ALGORITHMS, Dec 2016

Pizzagate

In early October 2016, Wikileaks posted a dump of 20,000 hacked emails from the Gmail account of John Podesta, Hillary Clinton’s campaign chairman. Users on an internet message board called 8chan/pol/—short for “politically incorrect”—immediately began combing through the emails looking for damaging material about Hillary Clinton. Using social media, they spread allegations that George Soros was funding liberal protesters to disrupt Trump rallies, that a vast ring of pedophiles was operating out of a Chevy Chase, Maryland pizza parlor, and that Clinton had a secret desire to assassinate Julian Assange.
Alex Jones's podcast called Info-War falsely reported specifically that Hillary Clinton was sexually abusing children during satanic rituals in the basement of Comet Ping Pong, a pizza store outside of Washington, D.C. Listeners of the podcast spread the conspiracy theory on 4chan, 8chan, and twitter. This misinformation lead Edgar Maddison to travel from North Carolina and fire three shots from an AR-15 rifle. No one was injured.

SOCIAL MEDIA, 2016

Misleading News Directed at Michigan Voters

Phillip N. Howard, a professor at the University of Oxford, found that almost half of all news directed at Michigan was fake.

ALGORITHMS, Aug 2019

The El Paso Walmart Shooter was Inspired by a Popular 8chan Theory Called "The Great Replacement"
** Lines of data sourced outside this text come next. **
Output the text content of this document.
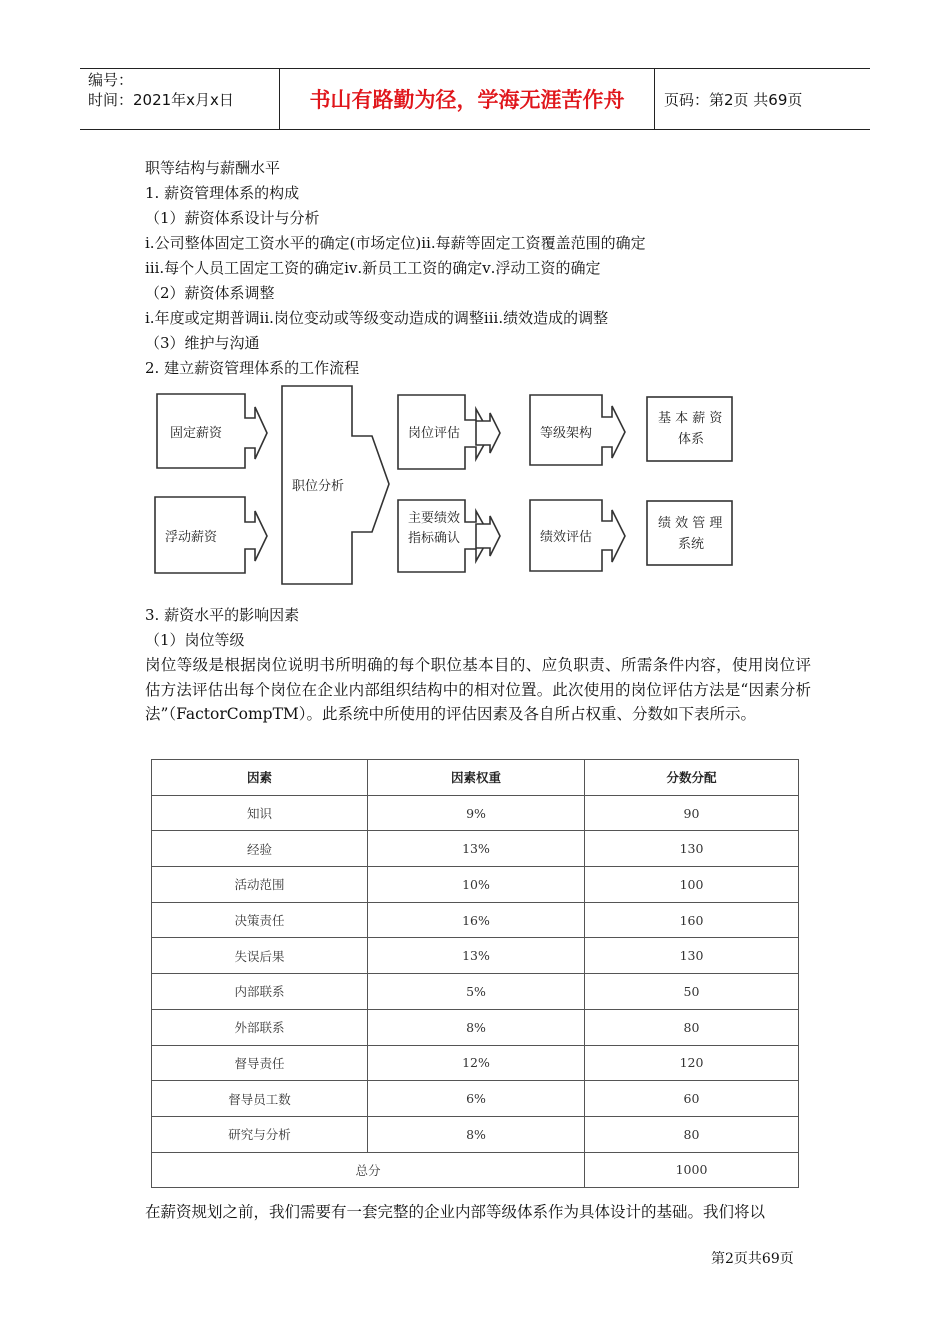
编号：
时间：2021年x月x日	书山有路勤为径，学海无涯苦作舟	页码：第2页 共69页
职等结构与薪酬水平
1. 薪资管理体系的构成
（1）薪资体系设计与分析
ⅰ.公司整体固定工资水平的确定(市场定位)ⅱ.每薪等固定工资覆盖范围的确定
ⅲ.每个人员工固定工资的确定ⅳ.新员工工资的确定ⅴ.浮动工资的确定
（2）薪资体系调整
ⅰ.年度或定期普调ⅱ.岗位变动或等级变动造成的调整ⅲ.绩效造成的调整
（3）维护与沟通
2. 建立薪资管理体系的工作流程
固定薪资
浮动薪资
职位分析
岗位评估
主要绩效
指标确认
等级架构
绩效评估
基 本 薪 资
体系
绩 效 管 理
系统
3. 薪资水平的影响因素
（1）岗位等级
岗位等级是根据岗位说明书所明确的每个职位基本目的、应负职责、所需条件内容，使用岗位评估方法评估出每个岗位在企业内部组织结构中的相对位置。此次使用的岗位评估方法是“因素分析法”（FactorCompTM）。此系统中所使用的评估因素及各自所占权重、分数如下表所示。
因素	因素权重	分数分配
知识	9%	90
经验	13%	130
活动范围	10%	100
决策责任	16%	160
失误后果	13%	130
内部联系	5%	50
外部联系	8%	80
督导责任	12%	120
督导员工数	6%	60
研究与分析	8%	80
总分		1000
在薪资规划之前，我们需要有一套完整的企业内部等级体系作为具体设计的基础。我们将以
第2页共69页
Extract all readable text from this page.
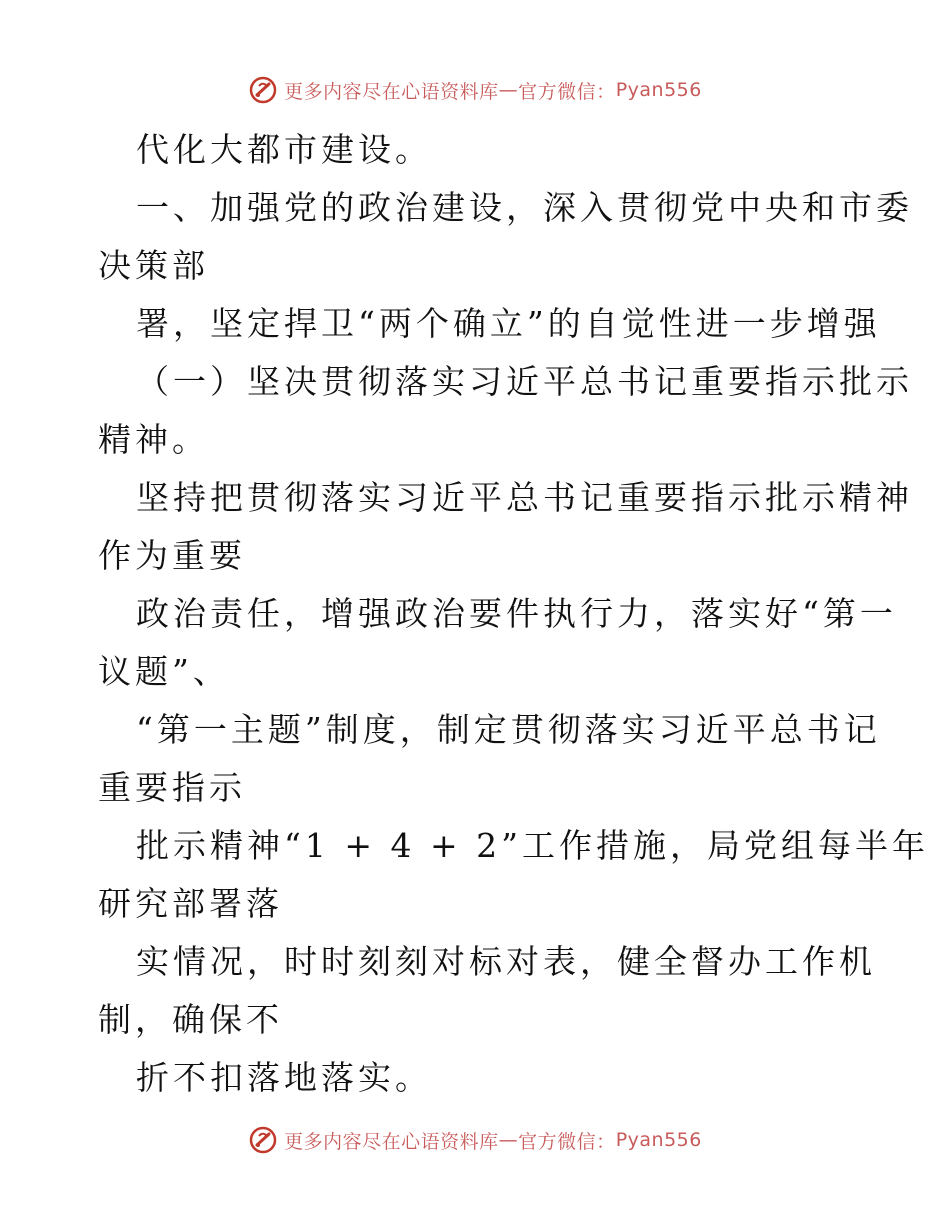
更多内容尽在心语资料库 — 官方微信： Pyan556
代化大都市建设。
一、加强党的政治建设，深入贯彻党中央和市委
决策部
署，坚定捍卫“两个确立”的自觉性进一步增强
（一）坚决贯彻落实习近平总书记重要指示批示
精神。
坚持把贯彻落实习近平总书记重要指示批示精神
作为重要
政治责任，增强政治要件执行力，落实好“第一
议题”、
“第一主题”制度，制定贯彻落实习近平总书记
重要指示
批示精神“1 + 4 + 2”工作措施，局党组每半年
研究部署落
实情况，时时刻刻对标对表，健全督办工作机
制，确保不
折不扣落地落实。
更多内容尽在心语资料库 — 官方微信： Pyan556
Before the shooter opened fire at a Walmart in El Paso, he posted a manifesto on 8chan. It explains his motivation when killing 20 pepole and injurying many more. His post stated his main motivation to go through out a mass shooting of because of a 8chan supremacist theory called "The Great Replacement". The idea is the "secret group of elites" are working to destroy the white race by replacing them with regugees and immigrants. 8chan is the perfect example of a negative agenda setting.